Now specs should still run (but take several seconds every time to boot up Rails, because spring
is shut down after every connection).
Note: I actually use landrush to manage development boxes names and so I can configure remote ruby with a domain name and not worry about IP address changes when recreating the devbox.
Add RubyMine helpers to RUBYLIB
The problem above is that spring
closes itself down every time SSH connection is closed. One could start a long-running spring
from terminal SSH, but that would result in RubyMine complaining that it can not load teamcity formatter:
cannot load such file -- teamcity/spec/runner/formatter/teamcity/formatter (LoadError)

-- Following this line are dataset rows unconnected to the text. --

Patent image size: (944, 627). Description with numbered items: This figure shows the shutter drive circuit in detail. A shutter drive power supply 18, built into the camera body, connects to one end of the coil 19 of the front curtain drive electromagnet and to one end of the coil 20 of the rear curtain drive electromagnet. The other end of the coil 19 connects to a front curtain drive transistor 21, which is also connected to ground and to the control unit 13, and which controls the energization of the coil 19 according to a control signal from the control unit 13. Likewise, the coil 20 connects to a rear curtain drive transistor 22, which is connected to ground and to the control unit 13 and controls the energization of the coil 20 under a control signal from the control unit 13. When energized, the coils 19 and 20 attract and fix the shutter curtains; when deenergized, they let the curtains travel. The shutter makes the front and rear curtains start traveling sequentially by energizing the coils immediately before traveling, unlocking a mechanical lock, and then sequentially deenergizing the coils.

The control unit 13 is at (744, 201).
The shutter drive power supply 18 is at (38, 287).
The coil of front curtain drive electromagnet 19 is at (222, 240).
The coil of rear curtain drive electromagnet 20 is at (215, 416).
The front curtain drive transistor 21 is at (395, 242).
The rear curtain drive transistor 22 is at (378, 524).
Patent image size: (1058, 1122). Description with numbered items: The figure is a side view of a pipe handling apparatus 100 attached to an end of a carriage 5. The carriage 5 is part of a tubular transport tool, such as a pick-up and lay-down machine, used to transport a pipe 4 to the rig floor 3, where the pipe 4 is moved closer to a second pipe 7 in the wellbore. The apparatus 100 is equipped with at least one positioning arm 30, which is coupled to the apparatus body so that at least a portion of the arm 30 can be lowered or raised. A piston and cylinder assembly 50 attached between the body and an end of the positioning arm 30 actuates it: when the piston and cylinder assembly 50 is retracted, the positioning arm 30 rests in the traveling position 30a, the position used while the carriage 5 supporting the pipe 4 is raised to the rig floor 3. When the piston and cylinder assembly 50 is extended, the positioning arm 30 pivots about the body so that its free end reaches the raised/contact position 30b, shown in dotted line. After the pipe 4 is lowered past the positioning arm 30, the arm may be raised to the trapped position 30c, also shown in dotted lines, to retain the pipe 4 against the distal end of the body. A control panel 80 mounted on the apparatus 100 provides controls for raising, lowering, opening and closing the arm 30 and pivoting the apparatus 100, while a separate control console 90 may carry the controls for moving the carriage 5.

This is because RubyMine injects a special formatter into rspec so that it can parse the output better. Thanks to Oleg at Jetbrains (RUBY-16324) I discovered that the required formatters are present in the vagrant box and all I need is to add them to ruby load path, before starting spring
.
So, I added following lines to my /home/vagrant/.bashrc
:
# RubyMine-RUBYLIB
if [[ -d "$HOME/.rubymine_helpers" ]]
then
export RUBYLIB=$HOME/.rubymine_helpers/rb/testing/patch/common/:$HOME/.rubymine_helpers/rb/testing/patch/bdd/:$RUBYLIB
fi
This sets up RUBYLIB
variable with RubyMine helpers. I skipped over testunit
folder, as I do not use that, but feel free to add that also if you need it.
Let the specs fly
Now, just SSH into your Vagrant box, start Spring, e.g. by running:
bin/rspec --help
And then RubyMine can re-use the already running Spring server to speed itself up.